Few and far between are pop singer-songwriters whose grace of form and narrative authority are as equally engaging as any one of their compositions. Stevie Nicks, Kate Tucker and Lana Del Rey immediately come to mind as cases in point, and while all three are distinctly recognizable influences on Burlington-based artist Lainee (Melanie Lynn Alexander), none quite match exactly to the emblematic impression she makes on her debut EP for Maisonneuve Music, Rally The Troops.

Represented here are a half album’s worth of songs following visceral themes of isolation, removed disposition and an almost telescopic objectivity that, as detached as that might seem in concept, actually serve to move the listener intimately closer to these five, clearly salient, matters of the artist’s heart.

“Song writing is an interesting process for me,” Lainee discloses of her approach, “because there are countless great songs out there influenced by love and relationships, but my material tends to be formed more by concepts of nature and spirituality, equality struggles and hope – and the lyrics and melody often come to me randomly, and at different times.”

By this context, the dynamic and stirring opening track “Towards The Sun” is given shade and model beyond what might be recognized at first listen.
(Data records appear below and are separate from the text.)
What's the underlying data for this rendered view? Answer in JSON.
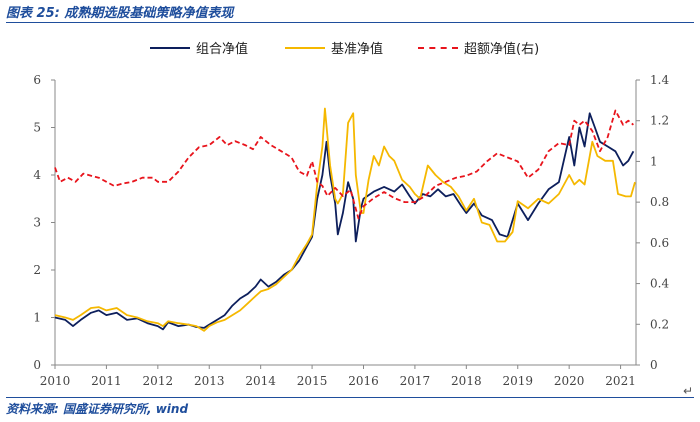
{
  "figure": {
    "title": "图表 25: 成熟期选股基础策略净值表现",
    "source": "资料来源: 国盛证券研究所, wind",
    "return_mark": "↵"
  },
  "colors": {
    "portfolio": "#0d1f5c",
    "benchmark": "#f5b800",
    "excess": "#e8141c",
    "axis": "#888888"
  },
  "chart_data": {
    "type": "line",
    "legend": {
      "placement": "top",
      "labels": [
        "组合净值",
        "基准净值",
        "超额净值(右)"
      ]
    },
    "x_ticks": [
      "2010",
      "2011",
      "2012",
      "2013",
      "2014",
      "2015",
      "2016",
      "2017",
      "2018",
      "2019",
      "2020",
      "2021"
    ],
    "x_range": [
      2010.0,
      2021.3
    ],
    "y_left_ticks": [
      "0",
      "1",
      "2",
      "3",
      "4",
      "5",
      "6"
    ],
    "y_left_range": [
      0,
      6
    ],
    "y_right_ticks": [
      "0",
      "0.2",
      "0.4",
      "0.6",
      "0.8",
      "1",
      "1.2",
      "1.4"
    ],
    "y_right_range": [
      0,
      1.4
    ],
    "series": [
      {
        "name": "组合净值",
        "axis": "left",
        "style": "solid",
        "points": [
          [
            2010.0,
            1.0
          ],
          [
            2010.2,
            0.95
          ],
          [
            2010.35,
            0.82
          ],
          [
            2010.5,
            0.95
          ],
          [
            2010.7,
            1.1
          ],
          [
            2010.85,
            1.15
          ],
          [
            2011.0,
            1.05
          ],
          [
            2011.2,
            1.1
          ],
          [
            2011.4,
            0.95
          ],
          [
            2011.6,
            0.98
          ],
          [
            2011.8,
            0.88
          ],
          [
            2012.0,
            0.82
          ],
          [
            2012.1,
            0.75
          ],
          [
            2012.2,
            0.9
          ],
          [
            2012.4,
            0.82
          ],
          [
            2012.6,
            0.85
          ],
          [
            2012.75,
            0.8
          ],
          [
            2012.9,
            0.78
          ],
          [
            2013.0,
            0.85
          ],
          [
            2013.15,
            0.95
          ],
          [
            2013.3,
            1.05
          ],
          [
            2013.45,
            1.25
          ],
          [
            2013.6,
            1.4
          ],
          [
            2013.75,
            1.5
          ],
          [
            2013.9,
            1.65
          ],
          [
            2014.0,
            1.8
          ],
          [
            2014.15,
            1.65
          ],
          [
            2014.3,
            1.75
          ],
          [
            2014.45,
            1.9
          ],
          [
            2014.6,
            2.0
          ],
          [
            2014.75,
            2.2
          ],
          [
            2014.9,
            2.5
          ],
          [
            2015.0,
            2.7
          ],
          [
            2015.1,
            3.5
          ],
          [
            2015.2,
            4.0
          ],
          [
            2015.28,
            4.7
          ],
          [
            2015.35,
            4.0
          ],
          [
            2015.45,
            3.4
          ],
          [
            2015.5,
            2.75
          ],
          [
            2015.6,
            3.2
          ],
          [
            2015.7,
            3.85
          ],
          [
            2015.8,
            3.5
          ],
          [
            2015.85,
            2.6
          ],
          [
            2015.95,
            3.3
          ],
          [
            2016.0,
            3.5
          ],
          [
            2016.2,
            3.65
          ],
          [
            2016.4,
            3.75
          ],
          [
            2016.6,
            3.65
          ],
          [
            2016.75,
            3.8
          ],
          [
            2016.9,
            3.55
          ],
          [
            2017.0,
            3.4
          ],
          [
            2017.15,
            3.6
          ],
          [
            2017.3,
            3.55
          ],
          [
            2017.45,
            3.7
          ],
          [
            2017.6,
            3.55
          ],
          [
            2017.75,
            3.6
          ],
          [
            2017.9,
            3.35
          ],
          [
            2018.0,
            3.2
          ],
          [
            2018.15,
            3.4
          ],
          [
            2018.3,
            3.15
          ],
          [
            2018.5,
            3.05
          ],
          [
            2018.65,
            2.75
          ],
          [
            2018.8,
            2.7
          ],
          [
            2019.0,
            3.4
          ],
          [
            2019.2,
            3.05
          ],
          [
            2019.4,
            3.4
          ],
          [
            2019.6,
            3.7
          ],
          [
            2019.8,
            3.85
          ],
          [
            2020.0,
            4.8
          ],
          [
            2020.1,
            4.2
          ],
          [
            2020.2,
            5.0
          ],
          [
            2020.3,
            4.6
          ],
          [
            2020.4,
            5.3
          ],
          [
            2020.5,
            5.0
          ],
          [
            2020.6,
            4.7
          ],
          [
            2020.75,
            4.6
          ],
          [
            2020.9,
            4.5
          ],
          [
            2021.05,
            4.2
          ],
          [
            2021.15,
            4.3
          ],
          [
            2021.25,
            4.5
          ]
        ]
      },
      {
        "name": "基准净值",
        "axis": "left",
        "style": "solid",
        "points": [
          [
            2010.0,
            1.05
          ],
          [
            2010.2,
            1.0
          ],
          [
            2010.35,
            0.95
          ],
          [
            2010.5,
            1.05
          ],
          [
            2010.7,
            1.2
          ],
          [
            2010.85,
            1.22
          ],
          [
            2011.0,
            1.15
          ],
          [
            2011.2,
            1.2
          ],
          [
            2011.4,
            1.05
          ],
          [
            2011.6,
            1.0
          ],
          [
            2011.8,
            0.92
          ],
          [
            2012.0,
            0.88
          ],
          [
            2012.1,
            0.82
          ],
          [
            2012.2,
            0.92
          ],
          [
            2012.4,
            0.88
          ],
          [
            2012.6,
            0.85
          ],
          [
            2012.75,
            0.82
          ],
          [
            2012.9,
            0.72
          ],
          [
            2013.0,
            0.82
          ],
          [
            2013.15,
            0.9
          ],
          [
            2013.3,
            0.95
          ],
          [
            2013.45,
            1.05
          ],
          [
            2013.6,
            1.15
          ],
          [
            2013.75,
            1.3
          ],
          [
            2013.9,
            1.45
          ],
          [
            2014.0,
            1.55
          ],
          [
            2014.15,
            1.6
          ],
          [
            2014.3,
            1.7
          ],
          [
            2014.45,
            1.85
          ],
          [
            2014.6,
            2.0
          ],
          [
            2014.75,
            2.3
          ],
          [
            2014.9,
            2.55
          ],
          [
            2015.0,
            2.75
          ],
          [
            2015.1,
            3.8
          ],
          [
            2015.2,
            4.6
          ],
          [
            2015.25,
            5.4
          ],
          [
            2015.35,
            4.2
          ],
          [
            2015.45,
            3.5
          ],
          [
            2015.5,
            3.4
          ],
          [
            2015.6,
            3.6
          ],
          [
            2015.7,
            5.1
          ],
          [
            2015.8,
            5.3
          ],
          [
            2015.85,
            4.0
          ],
          [
            2015.95,
            3.2
          ],
          [
            2016.0,
            3.2
          ],
          [
            2016.1,
            3.9
          ],
          [
            2016.2,
            4.4
          ],
          [
            2016.3,
            4.2
          ],
          [
            2016.4,
            4.6
          ],
          [
            2016.5,
            4.4
          ],
          [
            2016.6,
            4.3
          ],
          [
            2016.75,
            3.9
          ],
          [
            2016.9,
            3.75
          ],
          [
            2017.0,
            3.6
          ],
          [
            2017.1,
            3.5
          ],
          [
            2017.25,
            4.2
          ],
          [
            2017.4,
            4.0
          ],
          [
            2017.55,
            3.85
          ],
          [
            2017.7,
            3.75
          ],
          [
            2017.85,
            3.55
          ],
          [
            2018.0,
            3.25
          ],
          [
            2018.15,
            3.5
          ],
          [
            2018.3,
            3.0
          ],
          [
            2018.45,
            2.95
          ],
          [
            2018.6,
            2.6
          ],
          [
            2018.75,
            2.6
          ],
          [
            2018.9,
            2.8
          ],
          [
            2019.0,
            3.45
          ],
          [
            2019.2,
            3.3
          ],
          [
            2019.4,
            3.5
          ],
          [
            2019.6,
            3.4
          ],
          [
            2019.8,
            3.6
          ],
          [
            2020.0,
            4.0
          ],
          [
            2020.1,
            3.8
          ],
          [
            2020.2,
            3.9
          ],
          [
            2020.3,
            3.8
          ],
          [
            2020.45,
            4.7
          ],
          [
            2020.55,
            4.4
          ],
          [
            2020.7,
            4.3
          ],
          [
            2020.85,
            4.3
          ],
          [
            2020.95,
            3.6
          ],
          [
            2021.1,
            3.55
          ],
          [
            2021.2,
            3.55
          ],
          [
            2021.28,
            3.85
          ]
        ]
      },
      {
        "name": "超额净值(右)",
        "axis": "right",
        "style": "dashed",
        "points": [
          [
            2010.0,
            0.97
          ],
          [
            2010.1,
            0.9
          ],
          [
            2010.25,
            0.92
          ],
          [
            2010.4,
            0.9
          ],
          [
            2010.55,
            0.94
          ],
          [
            2010.7,
            0.93
          ],
          [
            2010.85,
            0.92
          ],
          [
            2011.0,
            0.9
          ],
          [
            2011.15,
            0.88
          ],
          [
            2011.3,
            0.89
          ],
          [
            2011.5,
            0.9
          ],
          [
            2011.7,
            0.92
          ],
          [
            2011.9,
            0.92
          ],
          [
            2012.0,
            0.9
          ],
          [
            2012.2,
            0.9
          ],
          [
            2012.4,
            0.95
          ],
          [
            2012.6,
            1.02
          ],
          [
            2012.8,
            1.07
          ],
          [
            2013.0,
            1.08
          ],
          [
            2013.2,
            1.12
          ],
          [
            2013.35,
            1.08
          ],
          [
            2013.5,
            1.1
          ],
          [
            2013.7,
            1.08
          ],
          [
            2013.85,
            1.06
          ],
          [
            2014.0,
            1.12
          ],
          [
            2014.2,
            1.08
          ],
          [
            2014.4,
            1.05
          ],
          [
            2014.6,
            1.02
          ],
          [
            2014.75,
            0.95
          ],
          [
            2014.9,
            0.93
          ],
          [
            2015.0,
            1.0
          ],
          [
            2015.1,
            0.9
          ],
          [
            2015.2,
            0.88
          ],
          [
            2015.3,
            0.83
          ],
          [
            2015.45,
            0.87
          ],
          [
            2015.6,
            0.83
          ],
          [
            2015.75,
            0.86
          ],
          [
            2015.9,
            0.72
          ],
          [
            2016.0,
            0.78
          ],
          [
            2016.2,
            0.82
          ],
          [
            2016.4,
            0.85
          ],
          [
            2016.6,
            0.82
          ],
          [
            2016.8,
            0.8
          ],
          [
            2017.0,
            0.8
          ],
          [
            2017.2,
            0.83
          ],
          [
            2017.4,
            0.88
          ],
          [
            2017.6,
            0.9
          ],
          [
            2017.8,
            0.92
          ],
          [
            2018.0,
            0.93
          ],
          [
            2018.2,
            0.95
          ],
          [
            2018.4,
            1.0
          ],
          [
            2018.6,
            1.04
          ],
          [
            2018.8,
            1.02
          ],
          [
            2019.0,
            1.0
          ],
          [
            2019.2,
            0.92
          ],
          [
            2019.4,
            0.96
          ],
          [
            2019.6,
            1.05
          ],
          [
            2019.8,
            1.09
          ],
          [
            2020.0,
            1.08
          ],
          [
            2020.1,
            1.2
          ],
          [
            2020.2,
            1.18
          ],
          [
            2020.3,
            1.2
          ],
          [
            2020.45,
            1.15
          ],
          [
            2020.6,
            1.05
          ],
          [
            2020.75,
            1.12
          ],
          [
            2020.9,
            1.25
          ],
          [
            2021.05,
            1.18
          ],
          [
            2021.15,
            1.2
          ],
          [
            2021.25,
            1.18
          ]
        ]
      }
    ]
  }
}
With its aural and delicate, alternating guitar refrain, expertly layered over a sort of subdued dub percussion, the song characterizes by abstraction one person’s perceived indifference to hope garnering admiration from another. You walk through summer and you walk through the fall, the artist sings from a decidedly clever second person perspective, did you know you’re the one, the only one? It’s a non-linear allegory, assembled in verses that build in fervour towards a jouncing chorus that comes on like a cataclysm and resonates in absolution.

Each subsequent track on Rally The Troops only further Lainee’s penchant for songs gilded in unconventional frames of reference. The ethereal, piano driven “Crowded Shore” is ignited by vocals that increase in cadence and resounding percussion, as the artist sings of the confusion and emptiness in the search for belonging, for placement within one’s self. Lainee’s latent messages are penned with careful design on this collection, so whether she speaks of a person, a notion, an ideology or a release from something – is entirely open to interpretation.

That said, Rally The Troops, right from the start, dashes any misconception of Lainee’s music being your garden variety alt-pop; seeking any form of standard issue simplicity in it will leave you challenged. She deals in the mystery of the psyche, the deliberate state of yearning, and ultimately close to nothing that could be straightforwardly interpreted. Still, and to no small accomplishment, Lainee manages to craft enticing and intricate little puzzle boxes here that are as much exquisite stream-of-consciousness dream pop, as they are a feast for the famined thinker.